Der Antrag befasst sich mit der dringend notwendigen Strukturierung von Soforthilfen. Um eine weiterhin unstrukturierte Vorgehensweise zu solchen Anträgen in der Bürgerschaft zu vermeiden, sollen die im Beschlussvorschlag genannten Regelungen im Einklang mit dem Ergänzungsbeschluss zum Haushalt 2021 beschlossen werden. Daher ist eine Behandlung auf der Sitzung der Bürgerschaft im Dezember erforderlich.

 

Sachverhalt:

Nach wie vor stellt die CoVid19-Pandemie die Bürgerinnen und Bürger, die Unternehmen und Vereine in der Hanse- und Universitätsstadt vor ungekannte Herausforderungen. Nach einer Phase der Entspannung zeigen sich in den letzten Wochen deutlich stärkere Auswirkungen. Dies führte und führt zu einer Vielzahl an Hilfsanträgen. Dabei ist bisher jedoch kein einheitliches Vorgehen in der Hilfegewährung erkennbar. Außerdem ist die finanzielle Leistungsfähigkeit der Hanse- und Universitätsstadt Rostock bei der Gewährung von Hilfen zu berücksichtigen.

 

Noch ist nicht absehbar, wie hoch die akuten und langfristigen Schäden letztlich sein werden. Vieles hängt davon ab, ob die Vereine, Selbstständigen und Freiberufler nach Bewältigung der Pandemie schnellstmöglich wieder Fuß fassen können. Hierzu haben Bund und Land erhebliche finanzielle Mittel bereitgestellt. Der Hanse- und Universitätsstadt Rostock kommt als wirtschaftliches, soziales und kulturelles Zentrum des Landes eine besondere Funktion zu. Daher gilt es, alle Akteure wo immer möglich auch auf lokaler Ebene zu unterstützen. Hierbei sind vor allem jene Vereine und Akteure zu bedenken, die nicht Bestandteil der Förderung von Bund und Land sind oder bei denen die beantragten bzw. ausgereichten Mittel absehbar nicht zur Abdeckung des entstandenen Schadens und damit zur Sicherung der Existenz reichen werden.
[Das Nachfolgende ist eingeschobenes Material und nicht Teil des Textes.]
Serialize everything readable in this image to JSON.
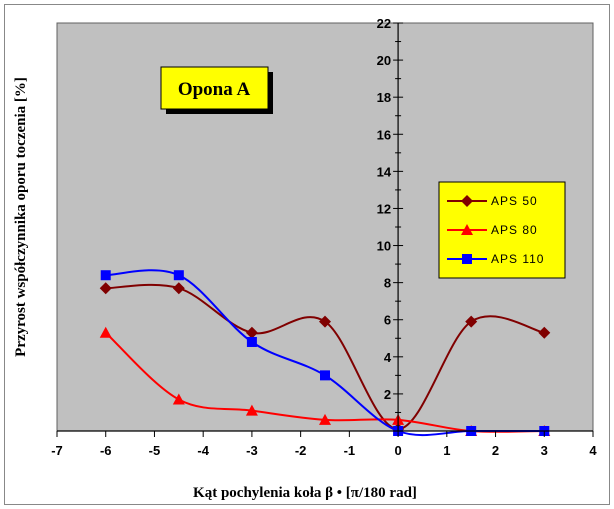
{
  "chart_data": {
    "type": "line",
    "title": "Opona A",
    "xlabel": "Kąt pochylenia koła β • [π/180 rad]",
    "ylabel": "Przyrost współczynnika oporu toczenia [%]",
    "xlim": [
      -7,
      4
    ],
    "ylim": [
      0,
      22
    ],
    "xticks": [
      -7,
      -6,
      -5,
      -4,
      -3,
      -2,
      -1,
      0,
      1,
      2,
      3,
      4
    ],
    "yticks": [
      2,
      4,
      6,
      8,
      10,
      12,
      14,
      16,
      18,
      20,
      22
    ],
    "grid": false,
    "legend_position": "right",
    "plot_background": "#c0c0c0",
    "series": [
      {
        "name": "APS  50",
        "color": "#800000",
        "marker": "diamond",
        "x": [
          -6,
          -4.5,
          -3,
          -1.5,
          0,
          1.5,
          3
        ],
        "y": [
          7.7,
          7.7,
          5.3,
          5.9,
          0.1,
          5.9,
          5.3
        ]
      },
      {
        "name": "APS  80",
        "color": "#ff0000",
        "marker": "triangle",
        "x": [
          -6,
          -4.5,
          -3,
          -1.5,
          0,
          1.5,
          3
        ],
        "y": [
          5.3,
          1.7,
          1.1,
          0.6,
          0.6,
          0.0,
          0.0
        ]
      },
      {
        "name": "APS  110",
        "color": "#0000ff",
        "marker": "square",
        "x": [
          -6,
          -4.5,
          -3,
          -1.5,
          0,
          1.5,
          3
        ],
        "y": [
          8.4,
          8.4,
          4.8,
          3.0,
          0.0,
          0.0,
          0.0
        ]
      }
    ]
  }
}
Da sowohl die Hanse- und Universitätsstadt selbst als auch die Einwohnerinnen und Einwohner auf eine weiterhin positive wirtschaftliche und soziale Entwicklung sowie den Erhalt der Kultur am Standort angewiesen sind, steht die Stadt jetzt in der Verantwortung, schnelle und unbürokratische Unterstützung zu leisten.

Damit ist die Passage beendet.